Monday, May 19, 2008

deja vu all over again in South Africa

I don't mean to be snide. But some South African cities are reimposing some of the worst excesses of the apartheid era. That's what Marie Huchzermeyer, an architecture professor, argues in a recent issue of the newspaper Business Day.

In Durban, the legislature's policy of policing and fencing off of all vacant land and summarily evicting of any new land invaders, she writes, "reintroduces measures from the 1951 Prevention of Illegal Squatting Act, which was repealed in 1998."
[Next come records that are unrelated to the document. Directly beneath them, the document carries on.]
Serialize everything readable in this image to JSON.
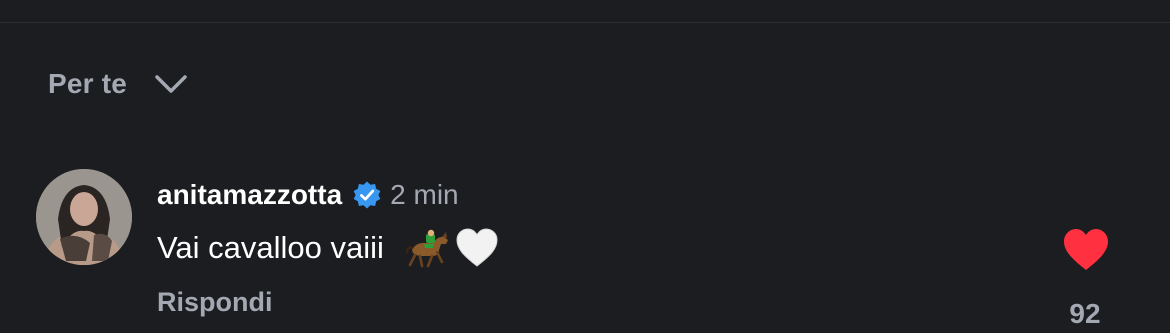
{
  "filter": {
    "label": "Per te",
    "chevron_icon": "chevron-down-icon"
  },
  "comment": {
    "username": "anitamazzotta",
    "verified": true,
    "verified_icon": "verified-badge-icon",
    "timestamp": "2 min",
    "text": "Vai cavalloo vaiii",
    "emojis": [
      "horse-racing-emoji",
      "white-heart-emoji"
    ],
    "reply_label": "Rispondi",
    "liked": true,
    "like_icon": "heart-icon",
    "like_count": "92"
  },
  "colors": {
    "background": "#1c1d20",
    "text_primary": "#ffffff",
    "text_secondary": "#a3a8b2",
    "verified_blue": "#3897f0",
    "like_red": "#ff3040"
  }
}
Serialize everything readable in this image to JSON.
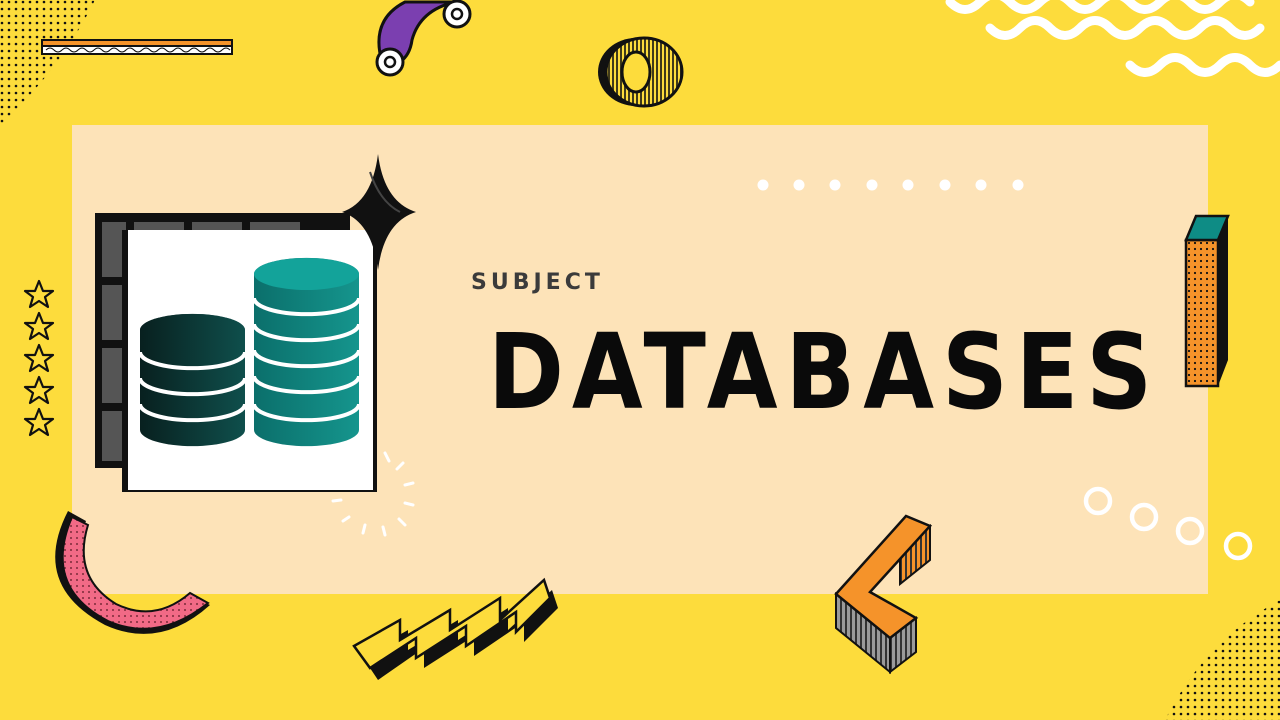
{
  "slide": {
    "eyebrow": "SUBJECT",
    "title": "DATABASES"
  },
  "colors": {
    "background": "#FDDC3C",
    "card": "#FDE3B8",
    "teal": "#0E8C85",
    "orange": "#F5932A",
    "purple": "#7B3FB0",
    "pink": "#F16A86",
    "ink": "#0a0a0a"
  },
  "icons": [
    "database-icon",
    "sparkle-icon",
    "star-icon",
    "zigzag-decoration",
    "chevron-decoration",
    "ring-decoration",
    "wave-decoration",
    "pillar-decoration",
    "circle-decoration",
    "arc-decoration"
  ]
}
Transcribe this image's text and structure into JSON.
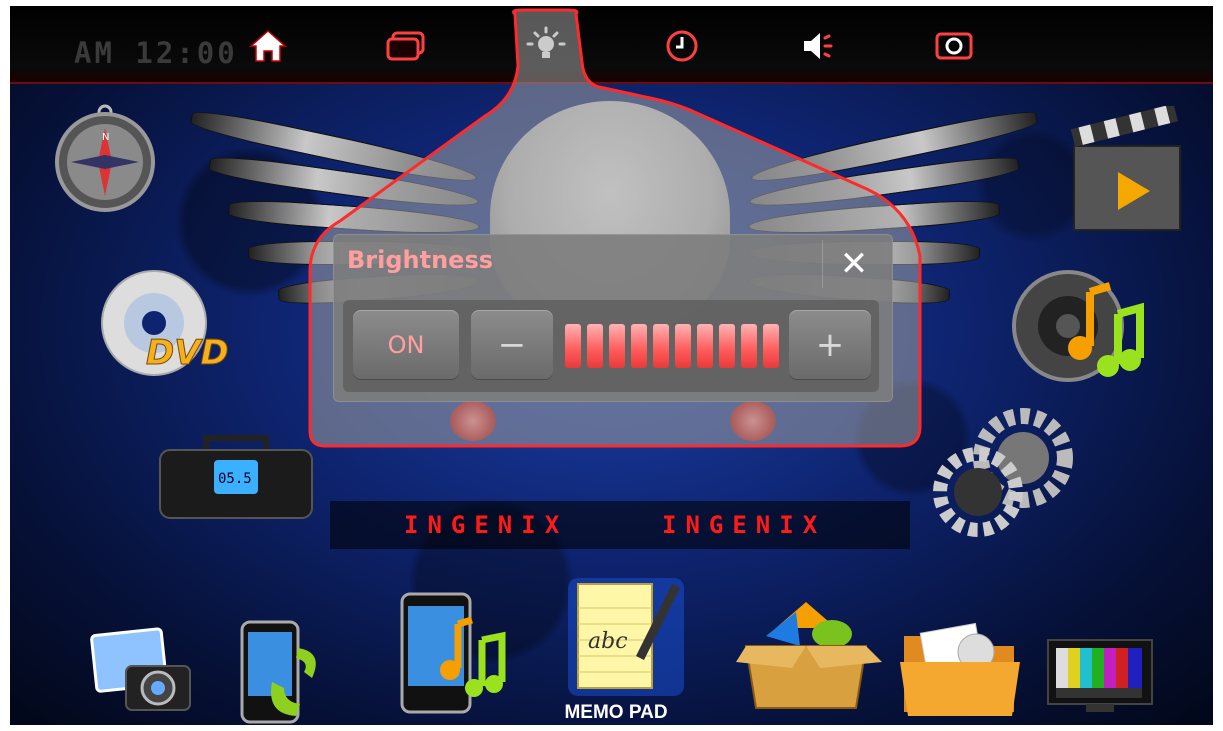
{
  "status_bar": {
    "clock": "AM 12:00",
    "icons": [
      "home-icon",
      "window-icon",
      "brightness-icon",
      "clock-icon",
      "volume-icon",
      "camera-icon"
    ],
    "active_icon": "brightness-icon",
    "accent_color": "#ff2a2a"
  },
  "brightness_popup": {
    "title": "Brightness",
    "close_symbol": "✕",
    "on_label": "ON",
    "minus_symbol": "−",
    "plus_symbol": "+",
    "level_segments": 10,
    "level_filled": 10
  },
  "brand": {
    "left": "INGENIX",
    "right": "INGENIX"
  },
  "left_apps": [
    "compass-icon",
    "dvd-icon",
    "radio-icon"
  ],
  "right_apps": [
    "video-clapper-icon",
    "music-speaker-icon",
    "settings-gears-icon"
  ],
  "dock": {
    "apps": [
      "photo-camera-icon",
      "phone-icon",
      "phone-music-icon",
      "memo-pad-icon",
      "app-box-icon",
      "folder-icon",
      "tv-test-pattern-icon"
    ],
    "selected": "memo-pad-icon",
    "selected_label": "MEMO PAD"
  }
}
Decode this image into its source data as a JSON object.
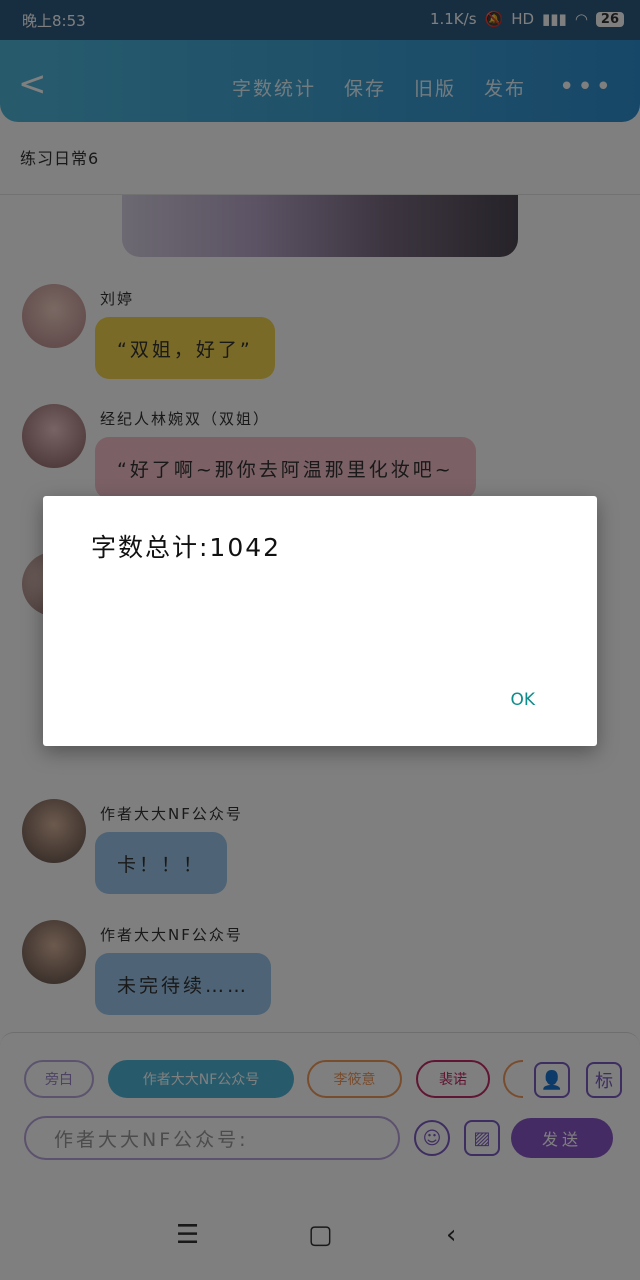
{
  "status_bar": {
    "time": "晚上8:53",
    "network_speed": "1.1K/s",
    "signal": "HD",
    "battery": "26"
  },
  "app_bar": {
    "back_icon": "chevron-left-icon",
    "menu": [
      "字数统计",
      "保存",
      "旧版",
      "发布"
    ],
    "more_icon": "more-dots-icon"
  },
  "chapter_title": "练习日常6",
  "messages": [
    {
      "name": "刘婷",
      "text": "“双姐，好了”",
      "color": "yellow"
    },
    {
      "name": "经纪人林婉双（双姐）",
      "text": "“好了啊~那你去阿温那里化妆吧~",
      "color": "pink"
    },
    {
      "name": "作者大大NF公众号",
      "text": "卡！！！",
      "color": "blue"
    },
    {
      "name": "作者大大NF公众号",
      "text": "未完待续……",
      "color": "blue"
    }
  ],
  "role_chips": [
    "旁白",
    "作者大大NF公众号",
    "李筱意",
    "裴诺"
  ],
  "input": {
    "placeholder": "作者大大NF公众号:"
  },
  "toolbar": {
    "role_icon": "person-icon",
    "tag_label": "标",
    "emoji_icon": "emoji-icon",
    "image_icon": "image-icon",
    "send_label": "发送"
  },
  "nav": {
    "menu_icon": "menu-icon",
    "home_icon": "home-square-icon",
    "back_icon": "back-triangle-icon"
  },
  "dialog": {
    "message": "字数总计:1042",
    "ok_label": "OK"
  }
}
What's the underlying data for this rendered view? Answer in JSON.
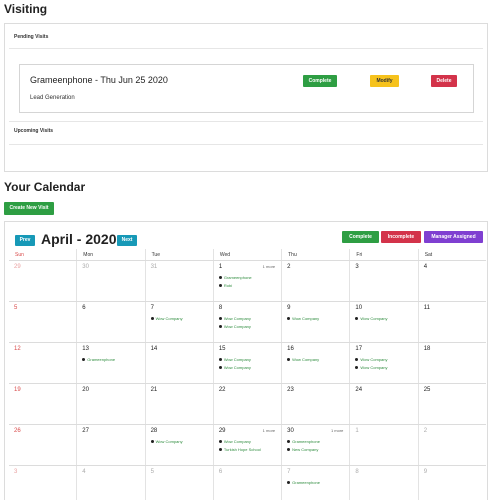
{
  "visiting": {
    "heading": "Visiting",
    "pending_label": "Pending Visits",
    "upcoming_label": "Upcoming Visits",
    "visit": {
      "title": "Grameenphone - Thu Jun 25 2020",
      "subtitle": "Lead Generation",
      "complete_label": "Complete",
      "modify_label": "Modify",
      "delete_label": "Delete"
    }
  },
  "calendar": {
    "heading": "Your Calendar",
    "create_label": "Create New Visit",
    "prev_label": "Prev",
    "next_label": "Next",
    "month_title": "April - 2020",
    "legend": {
      "complete": "Complete",
      "incomplete": "Incomplete",
      "manager_assigned": "Manager Assigned"
    },
    "colors": {
      "complete": "#2e9e43",
      "incomplete": "#d3334a",
      "manager_assigned": "#7f3fd1",
      "nav": "#1799b7"
    },
    "days_of_week": [
      "Sun",
      "Mon",
      "Tue",
      "Wed",
      "Thu",
      "Fri",
      "Sat"
    ],
    "weeks": [
      [
        {
          "day": "29",
          "other": true,
          "events": []
        },
        {
          "day": "30",
          "other": true,
          "events": []
        },
        {
          "day": "31",
          "other": true,
          "events": []
        },
        {
          "day": "1",
          "more": "1 more",
          "events": [
            "Grameenphone",
            "Robi"
          ]
        },
        {
          "day": "2",
          "events": []
        },
        {
          "day": "3",
          "events": []
        },
        {
          "day": "4",
          "events": []
        }
      ],
      [
        {
          "day": "5",
          "events": []
        },
        {
          "day": "6",
          "events": []
        },
        {
          "day": "7",
          "events": [
            "Wow Company"
          ]
        },
        {
          "day": "8",
          "events": [
            "Wow Company",
            "Wow Company"
          ]
        },
        {
          "day": "9",
          "events": [
            "Wow Company"
          ]
        },
        {
          "day": "10",
          "events": [
            "Wow Company"
          ]
        },
        {
          "day": "11",
          "events": []
        }
      ],
      [
        {
          "day": "12",
          "events": []
        },
        {
          "day": "13",
          "events": [
            "Grameenphone"
          ]
        },
        {
          "day": "14",
          "events": []
        },
        {
          "day": "15",
          "events": [
            "Wow Company",
            "Wow Company"
          ]
        },
        {
          "day": "16",
          "events": [
            "Wow Company"
          ]
        },
        {
          "day": "17",
          "events": [
            "Wow Company",
            "Wow Company"
          ]
        },
        {
          "day": "18",
          "events": []
        }
      ],
      [
        {
          "day": "19",
          "events": []
        },
        {
          "day": "20",
          "events": []
        },
        {
          "day": "21",
          "events": []
        },
        {
          "day": "22",
          "events": []
        },
        {
          "day": "23",
          "events": []
        },
        {
          "day": "24",
          "events": []
        },
        {
          "day": "25",
          "events": []
        }
      ],
      [
        {
          "day": "26",
          "events": []
        },
        {
          "day": "27",
          "events": []
        },
        {
          "day": "28",
          "events": [
            "Wow Company"
          ]
        },
        {
          "day": "29",
          "more": "1 more",
          "events": [
            "Wow Company",
            "Turkish Hope School"
          ]
        },
        {
          "day": "30",
          "more": "1 more",
          "events": [
            "Grameenphone",
            "New Company"
          ]
        },
        {
          "day": "1",
          "other": true,
          "events": []
        },
        {
          "day": "2",
          "other": true,
          "events": []
        }
      ],
      [
        {
          "day": "3",
          "other": true,
          "events": []
        },
        {
          "day": "4",
          "other": true,
          "events": []
        },
        {
          "day": "5",
          "other": true,
          "events": []
        },
        {
          "day": "6",
          "other": true,
          "events": []
        },
        {
          "day": "7",
          "other": true,
          "events": [
            "Grameenphone"
          ]
        },
        {
          "day": "8",
          "other": true,
          "events": []
        },
        {
          "day": "9",
          "other": true,
          "events": []
        }
      ]
    ]
  }
}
She compares the determination to eradicate shack settlements, no matter the cost (and studies have shown that simply razing peoples homes and forcing them further out of town institutionalizes misery and makes poverty worse) with denying that the HIV virus causes AIDS.

3 comments:

Anonymous said...

As evidenced by the brain drain that has hit South Africa over the last few years, and the number of South Africans living in Europe (see http://R2P2G.eu) it's a sad fact that many South Africans themselves felt threatened by a sort of "Xenophobia" when they lived in their own country and decided to leave.

Maurice said...

I posted this on the demolition of a poor part of Kigali, and thought of you: http://mostlymaurice.blogspot.com/2008/08/poor-kiyovu.html

rn said...

thanks, maurice. I think I'll make a whole new post with a link to your blog, since lots of people might not see your comment.